Бармен качает головой. Явно осторожничает.

– Послушайте, это очень важно, – говорю я как можно спокойнее, приглушив голос. – Роберт пропал. С прошлого четверга…

– Погоди, – прерывает меня Ивон, касаясь моей руки. – Это предположение, наверняка мы не знаем.

– Знаем! Я знаю. – Я отдергиваю руку и снова обращаюсь к Шону: – Когда вы его видели?

– Где-то около того, – задумчиво кивает бармен. – В четверг. Или в среду. Как-то так. А он обычно каждый вечер заглядывает пивка глотнуть да поболтать, вот мы с Тони и удивились, что его несколько дней подряд нет. Хотя это обычное дело. Ходит-ходит клиент к нам, годами ходит как часы, а потом вдруг – бац! И нету его. И больше носа не кажет.

– А он не предупредил, что уедет куда-нибудь? – спрашиваю я, уже зная ответ. – Не говорил об отпуске и тому подобном?

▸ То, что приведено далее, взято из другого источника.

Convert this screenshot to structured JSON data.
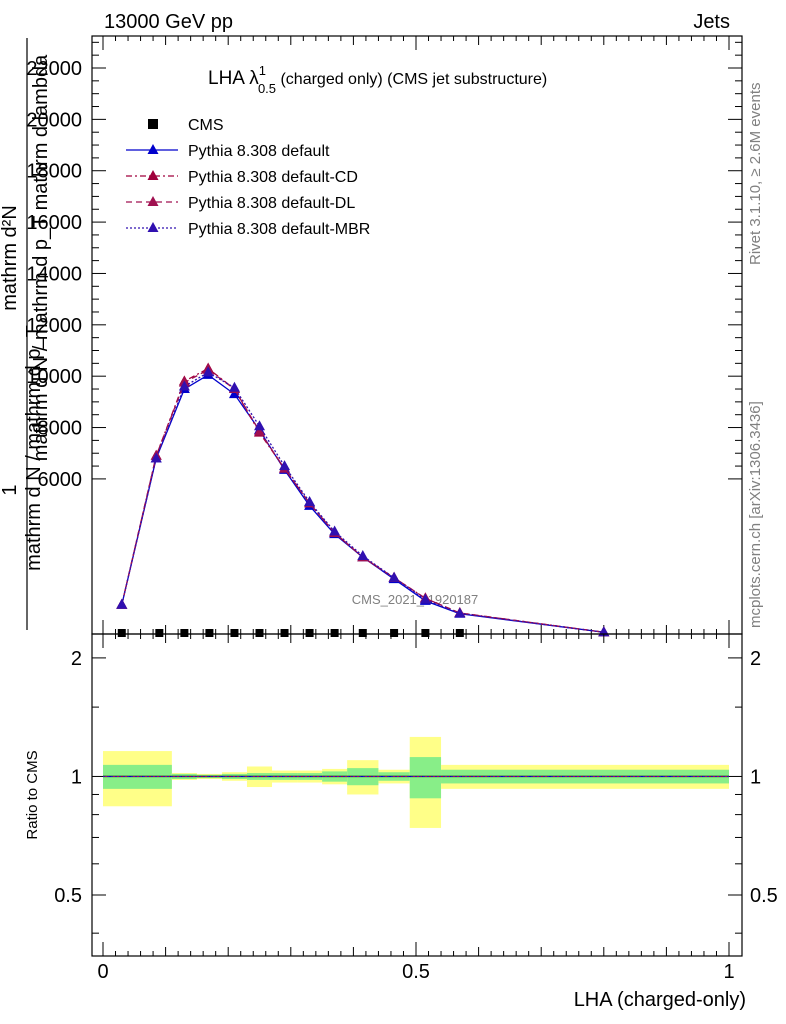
{
  "header": {
    "energy_label": "13000 GeV pp",
    "category_label": "Jets"
  },
  "side_labels": {
    "rivet": "Rivet 3.1.10, ≥ 2.6M events",
    "mcplots": "mcplots.cern.ch [arXiv:1306.3436]"
  },
  "chart_data": [
    {
      "type": "line",
      "title_main": "LHA λ",
      "title_sup": "1",
      "title_sub": "0.5",
      "title_rest": " (charged only) (CMS jet substructure)",
      "ylabel_num": "mathrm d²N",
      "ylabel_frac_num": "1",
      "ylabel_den": "mathrm d N / mathrm d p_T mathrm d lambda",
      "ylabel_den2": "mathrm d N / mathrm d p_T",
      "watermark": "CMS_2021_I1920187",
      "ylim": [
        0,
        23000
      ],
      "yticks": [
        6000,
        8000,
        10000,
        12000,
        14000,
        16000,
        18000,
        20000,
        22000
      ],
      "ytick_labels": [
        "6000",
        "8000",
        "10000",
        "12000",
        "14000",
        "16000",
        "18000",
        "20000",
        "22000"
      ],
      "legend": {
        "placement": "top-left",
        "entries": [
          {
            "label": "CMS",
            "marker": "square",
            "color": "#000000",
            "dash": ""
          },
          {
            "label": "Pythia 8.308 default",
            "marker": "triangle",
            "color": "#0000cc",
            "dash": ""
          },
          {
            "label": "Pythia 8.308 default-CD",
            "marker": "triangle",
            "color": "#a0003c",
            "dash": "6,3,2,3"
          },
          {
            "label": "Pythia 8.308 default-DL",
            "marker": "triangle",
            "color": "#a01050",
            "dash": "6,4"
          },
          {
            "label": "Pythia 8.308 default-MBR",
            "marker": "triangle",
            "color": "#3010b0",
            "dash": "2,2"
          }
        ]
      },
      "cms_points": {
        "x": [
          0.03,
          0.09,
          0.13,
          0.17,
          0.21,
          0.25,
          0.29,
          0.33,
          0.37,
          0.415,
          0.465,
          0.515,
          0.57
        ],
        "y": [
          0,
          0,
          0,
          0,
          0,
          0,
          0,
          0,
          0,
          0,
          0,
          0,
          0
        ]
      },
      "series": [
        {
          "name": "Pythia 8.308 default",
          "color": "#0000cc",
          "dash": "",
          "x": [
            0.03,
            0.085,
            0.13,
            0.168,
            0.21,
            0.25,
            0.29,
            0.33,
            0.37,
            0.415,
            0.465,
            0.515,
            0.57,
            0.8
          ],
          "y": [
            1100,
            6800,
            9500,
            10050,
            9300,
            7900,
            6350,
            4950,
            3850,
            2950,
            2100,
            1250,
            750,
            30
          ]
        },
        {
          "name": "Pythia 8.308 default-CD",
          "color": "#a0003c",
          "dash": "6,3,2,3",
          "x": [
            0.03,
            0.085,
            0.13,
            0.168,
            0.21,
            0.25,
            0.29,
            0.33,
            0.37,
            0.415,
            0.465,
            0.515,
            0.57,
            0.8
          ],
          "y": [
            1100,
            6900,
            9800,
            10300,
            9500,
            7800,
            6400,
            5050,
            3900,
            2950,
            2150,
            1350,
            780,
            30
          ]
        },
        {
          "name": "Pythia 8.308 default-DL",
          "color": "#a01050",
          "dash": "6,4",
          "x": [
            0.03,
            0.085,
            0.13,
            0.168,
            0.21,
            0.25,
            0.29,
            0.33,
            0.37,
            0.415,
            0.465,
            0.515,
            0.57,
            0.8
          ],
          "y": [
            1100,
            6900,
            9750,
            10250,
            9500,
            7850,
            6400,
            5050,
            3900,
            2950,
            2150,
            1350,
            780,
            30
          ]
        },
        {
          "name": "Pythia 8.308 default-MBR",
          "color": "#3010b0",
          "dash": "2,2",
          "x": [
            0.03,
            0.085,
            0.13,
            0.168,
            0.21,
            0.25,
            0.29,
            0.33,
            0.37,
            0.415,
            0.465,
            0.515,
            0.57,
            0.8
          ],
          "y": [
            1100,
            6800,
            9600,
            10150,
            9550,
            8050,
            6500,
            5100,
            3950,
            3000,
            2150,
            1300,
            760,
            30
          ]
        }
      ]
    },
    {
      "type": "line",
      "ylabel": "Ratio to CMS",
      "xlabel": "LHA (charged-only)",
      "xlim": [
        0,
        1
      ],
      "ylim": [
        0.35,
        2.3
      ],
      "yscale": "log",
      "yticks": [
        0.5,
        1,
        2
      ],
      "ytick_labels": [
        "0.5",
        "1",
        "2"
      ],
      "xticks": [
        0,
        0.5,
        1
      ],
      "xtick_labels": [
        "0",
        "0.5",
        "1"
      ],
      "bands": {
        "edges": [
          0,
          0.11,
          0.15,
          0.19,
          0.23,
          0.27,
          0.31,
          0.35,
          0.39,
          0.44,
          0.49,
          0.54,
          1.0
        ],
        "inner": [
          0.07,
          0.015,
          0.01,
          0.015,
          0.02,
          0.02,
          0.02,
          0.03,
          0.05,
          0.025,
          0.12,
          0.04
        ],
        "outer": [
          0.16,
          0.02,
          0.015,
          0.025,
          0.06,
          0.035,
          0.035,
          0.045,
          0.1,
          0.04,
          0.26,
          0.07
        ],
        "inner_color": "#88ee88",
        "outer_color": "#ffff88"
      }
    }
  ]
}
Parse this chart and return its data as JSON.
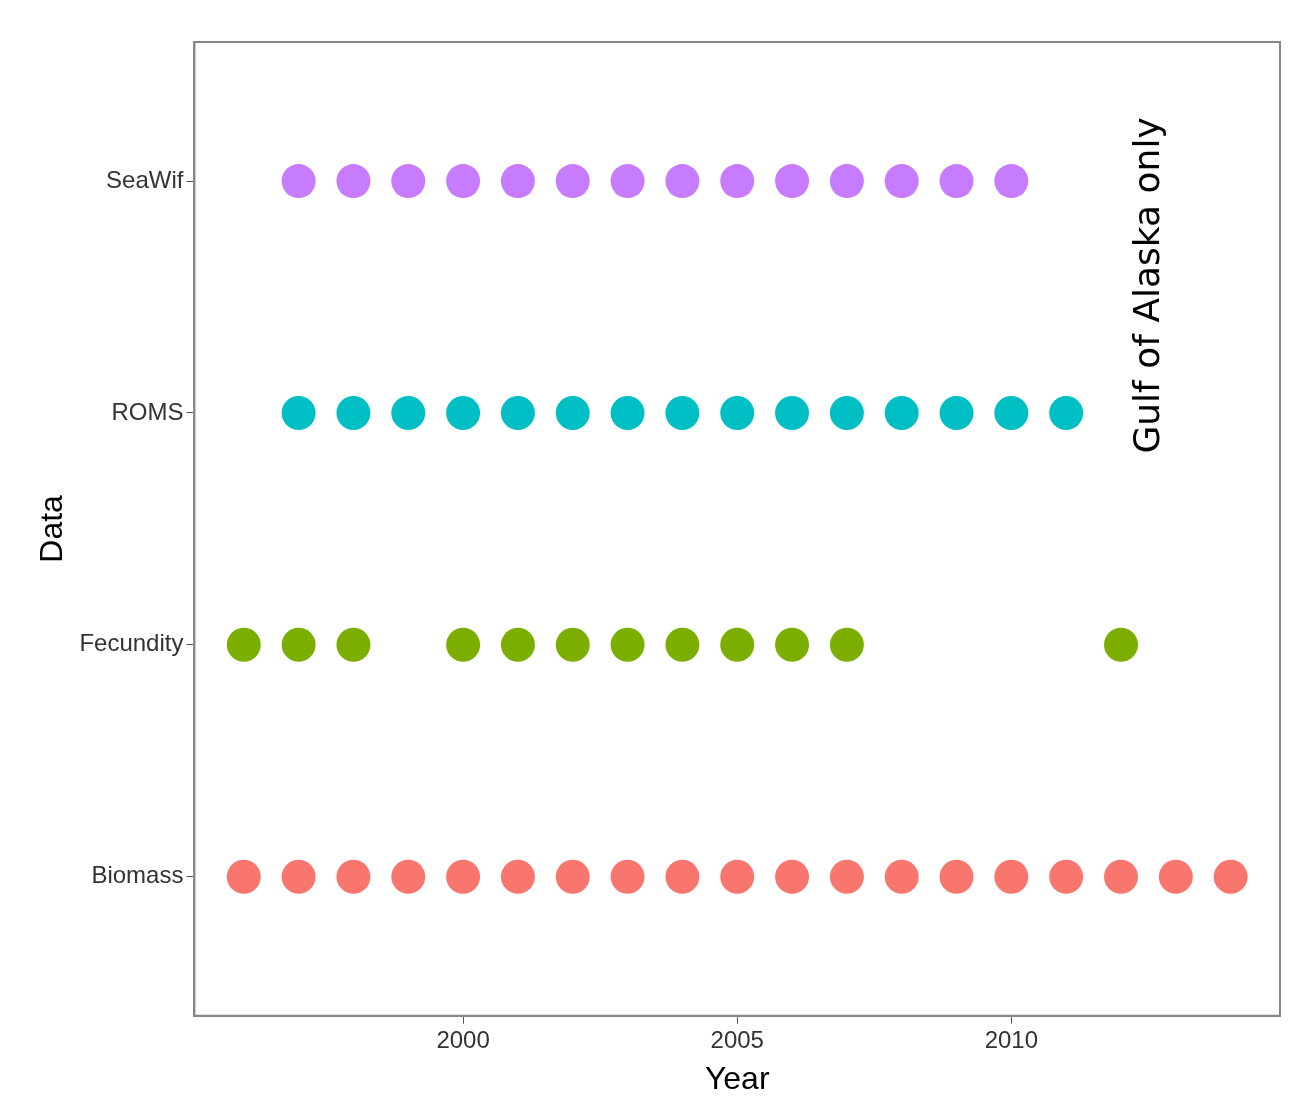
{
  "chart_data": {
    "type": "scatter",
    "orientation": "horizontal",
    "xlabel": "Year",
    "ylabel": "Data",
    "annotations": [
      "Gulf of Alaska only"
    ],
    "categories": [
      "SeaWif",
      "ROMS",
      "Fecundity",
      "Biomass"
    ],
    "xlim": [
      1995.1,
      2014.9
    ],
    "xticks": [
      2000,
      2005,
      2010
    ],
    "grid": false,
    "legend": false,
    "marker": "circle",
    "series": [
      {
        "color": "#c77cff",
        "x": [
          "SeaWif",
          "SeaWif",
          "SeaWif",
          "SeaWif",
          "SeaWif",
          "SeaWif",
          "SeaWif",
          "SeaWif",
          "SeaWif",
          "SeaWif",
          "SeaWif",
          "SeaWif",
          "SeaWif",
          "SeaWif"
        ],
        "values": [
          1997,
          1998,
          1999,
          2000,
          2001,
          2002,
          2003,
          2004,
          2005,
          2006,
          2007,
          2008,
          2009,
          2010
        ]
      },
      {
        "color": "#00bfc4",
        "x": [
          "ROMS",
          "ROMS",
          "ROMS",
          "ROMS",
          "ROMS",
          "ROMS",
          "ROMS",
          "ROMS",
          "ROMS",
          "ROMS",
          "ROMS",
          "ROMS",
          "ROMS",
          "ROMS",
          "ROMS"
        ],
        "values": [
          1997,
          1998,
          1999,
          2000,
          2001,
          2002,
          2003,
          2004,
          2005,
          2006,
          2007,
          2008,
          2009,
          2010,
          2011
        ]
      },
      {
        "color": "#7cae00",
        "x": [
          "Fecundity",
          "Fecundity",
          "Fecundity",
          "Fecundity",
          "Fecundity",
          "Fecundity",
          "Fecundity",
          "Fecundity",
          "Fecundity",
          "Fecundity",
          "Fecundity",
          "Fecundity"
        ],
        "values": [
          1996,
          1997,
          1998,
          2000,
          2001,
          2002,
          2003,
          2004,
          2005,
          2006,
          2007,
          2012
        ]
      },
      {
        "color": "#f8766d",
        "x": [
          "Biomass",
          "Biomass",
          "Biomass",
          "Biomass",
          "Biomass",
          "Biomass",
          "Biomass",
          "Biomass",
          "Biomass",
          "Biomass",
          "Biomass",
          "Biomass",
          "Biomass",
          "Biomass",
          "Biomass",
          "Biomass",
          "Biomass",
          "Biomass",
          "Biomass"
        ],
        "values": [
          1996,
          1997,
          1998,
          1999,
          2000,
          2001,
          2002,
          2003,
          2004,
          2005,
          2006,
          2007,
          2008,
          2009,
          2010,
          2011,
          2012,
          2013,
          2014
        ]
      }
    ]
  }
}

– Может, упоминал Кент? – добавляет Ивон.

Бармен качает головой:

– Не-а, ниче такого не говорил. Наоборот, как всегда, «До завтра» сказал и отвалил. – Шон опять смеется. – Знаете, он любит сказануть: «До завтра. Увидимся, если доживем». Представляете? Если доживем! Каков негодник.

Опустив голову, я смотрю на темный дощатый пол, пульс стучит в ушах. При мне ты ничего подобного не произносил. А вдруг ты хотел так намекнуть Шону о чем-то? И вдруг на этот раз не дожил?

Ивон благодарит бармена за помощь, словно разговор уже закончен. Только теперь я понимаю, что надолго онемела.

– Погодите! – Я вытаскиваю себя из марева ужаса. – Как ваша фамилия? И Тони – как его фамилия?

– Наоми… – У Ивон испуганный голос.

– Ничего, если я назову ваши имена полиции? Повторите им все, что рассказали нам, и подтвердите, что Роберт пропал!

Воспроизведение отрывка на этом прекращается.